You guys just kill me. Seriously.
If the market goes up one or two days:
+ All the bears vanish (your host notwithstanding);
+ The guys who love to be bulls get really loud about it;
+ The Hun shows up.
Just two days ago, everyone was convinced – absolutely convinced – the S&P was heading toward 1400 or 1450. Nonsense. The bull run ended in April, and the bears are back in control.
Just as the bears could only get two or three days of relief during the Bernanke-fueled fraud-rally, now the bulls get a taste of their own medicine.
While the market was lurching higher, and all of you were panicking, I made my Come to Papa post and put this at the top of the comments section:
"The speed with which some Slopers become scaredy-cats requires high-end scientific instruments on days like this. Incredible. "
There was even talk of "smart floor traders" (ha!) talking about 1650 on the S&P this year. Jesus, guys. What's with you?!?!?

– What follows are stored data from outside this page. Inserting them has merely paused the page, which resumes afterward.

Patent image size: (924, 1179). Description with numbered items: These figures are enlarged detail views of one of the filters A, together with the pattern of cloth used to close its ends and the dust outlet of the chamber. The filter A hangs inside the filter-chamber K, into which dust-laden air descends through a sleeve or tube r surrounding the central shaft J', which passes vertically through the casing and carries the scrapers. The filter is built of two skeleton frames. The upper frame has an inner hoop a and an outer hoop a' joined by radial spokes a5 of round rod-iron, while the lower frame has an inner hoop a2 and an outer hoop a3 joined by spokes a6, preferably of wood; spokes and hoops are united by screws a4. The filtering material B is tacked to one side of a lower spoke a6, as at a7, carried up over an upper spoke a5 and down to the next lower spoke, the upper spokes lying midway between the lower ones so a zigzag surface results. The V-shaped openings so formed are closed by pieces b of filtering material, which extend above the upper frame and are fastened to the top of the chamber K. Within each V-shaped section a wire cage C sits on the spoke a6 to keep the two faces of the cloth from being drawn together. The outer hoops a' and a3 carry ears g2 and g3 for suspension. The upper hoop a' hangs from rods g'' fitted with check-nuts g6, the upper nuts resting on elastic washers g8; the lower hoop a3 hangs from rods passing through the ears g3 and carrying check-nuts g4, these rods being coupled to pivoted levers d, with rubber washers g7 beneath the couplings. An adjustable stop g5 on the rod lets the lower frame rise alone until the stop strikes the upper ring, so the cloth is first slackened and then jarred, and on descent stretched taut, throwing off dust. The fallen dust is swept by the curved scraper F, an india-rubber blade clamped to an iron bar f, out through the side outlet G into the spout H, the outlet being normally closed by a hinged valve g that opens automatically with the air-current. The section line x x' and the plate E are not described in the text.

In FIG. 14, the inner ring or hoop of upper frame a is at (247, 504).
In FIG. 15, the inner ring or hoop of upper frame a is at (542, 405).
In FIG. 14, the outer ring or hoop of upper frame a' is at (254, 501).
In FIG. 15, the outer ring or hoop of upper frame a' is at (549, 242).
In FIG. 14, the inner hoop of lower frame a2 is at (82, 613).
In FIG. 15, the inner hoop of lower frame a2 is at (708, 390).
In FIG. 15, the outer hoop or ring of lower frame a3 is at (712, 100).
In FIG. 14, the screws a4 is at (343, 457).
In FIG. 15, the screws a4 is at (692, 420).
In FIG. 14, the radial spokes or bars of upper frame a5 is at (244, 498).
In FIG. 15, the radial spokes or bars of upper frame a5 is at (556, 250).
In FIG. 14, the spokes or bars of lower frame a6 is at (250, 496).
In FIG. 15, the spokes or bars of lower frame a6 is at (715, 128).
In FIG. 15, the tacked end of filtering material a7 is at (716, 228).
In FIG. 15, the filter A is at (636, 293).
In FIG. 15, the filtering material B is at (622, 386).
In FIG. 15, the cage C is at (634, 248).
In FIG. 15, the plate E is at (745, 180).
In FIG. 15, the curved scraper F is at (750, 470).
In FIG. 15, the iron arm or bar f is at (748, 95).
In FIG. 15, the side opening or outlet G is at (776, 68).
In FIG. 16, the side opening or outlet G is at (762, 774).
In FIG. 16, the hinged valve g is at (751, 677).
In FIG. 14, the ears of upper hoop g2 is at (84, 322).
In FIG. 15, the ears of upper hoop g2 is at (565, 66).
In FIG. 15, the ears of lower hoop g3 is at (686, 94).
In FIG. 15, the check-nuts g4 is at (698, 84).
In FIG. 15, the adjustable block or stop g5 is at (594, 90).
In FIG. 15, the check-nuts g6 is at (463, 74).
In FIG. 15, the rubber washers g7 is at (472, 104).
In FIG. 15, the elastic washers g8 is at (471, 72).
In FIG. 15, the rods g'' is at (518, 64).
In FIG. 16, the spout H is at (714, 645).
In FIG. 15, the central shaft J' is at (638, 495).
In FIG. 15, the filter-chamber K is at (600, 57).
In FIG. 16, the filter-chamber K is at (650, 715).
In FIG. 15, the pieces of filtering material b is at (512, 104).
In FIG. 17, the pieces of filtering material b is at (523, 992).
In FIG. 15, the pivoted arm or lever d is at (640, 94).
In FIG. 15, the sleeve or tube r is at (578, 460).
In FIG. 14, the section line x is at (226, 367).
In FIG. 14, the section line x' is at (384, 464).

This is not to say it's a free-fall down to zero. God knows I wish it were, since that would be glorious fun, but there are going to be fits and starts. I have been very, very light until yesterday, and thank goodness, because I side-stepped almost all of that fraud-strength. But, as I made clear yesterday, I am short 75 (out of 200 targeted) positions.
Now, as I've also made clear, some stocks seemed ready for a bounce, and I am long 16 stocks now, and I imagine at the opening bell I will wish I had 16 fewer longs than I do right now. Such is the price to pay for uncertainty.
My point isn't that the market is now going into a free-fall. As I'm typing this, we might be seeing the lows of the day – who knows? But just as Bin Laden's capture marked a top, the Bernanke ego-stroking-fest yesterday might also mark a small top, and the cold fact is that out of the 1000+ stocks I look at each day, maybe 10 of them look like good longs. There are a ton of delicious-looking shorts out there, and my view is that, starting on May 1, the torch was passed to the good guys.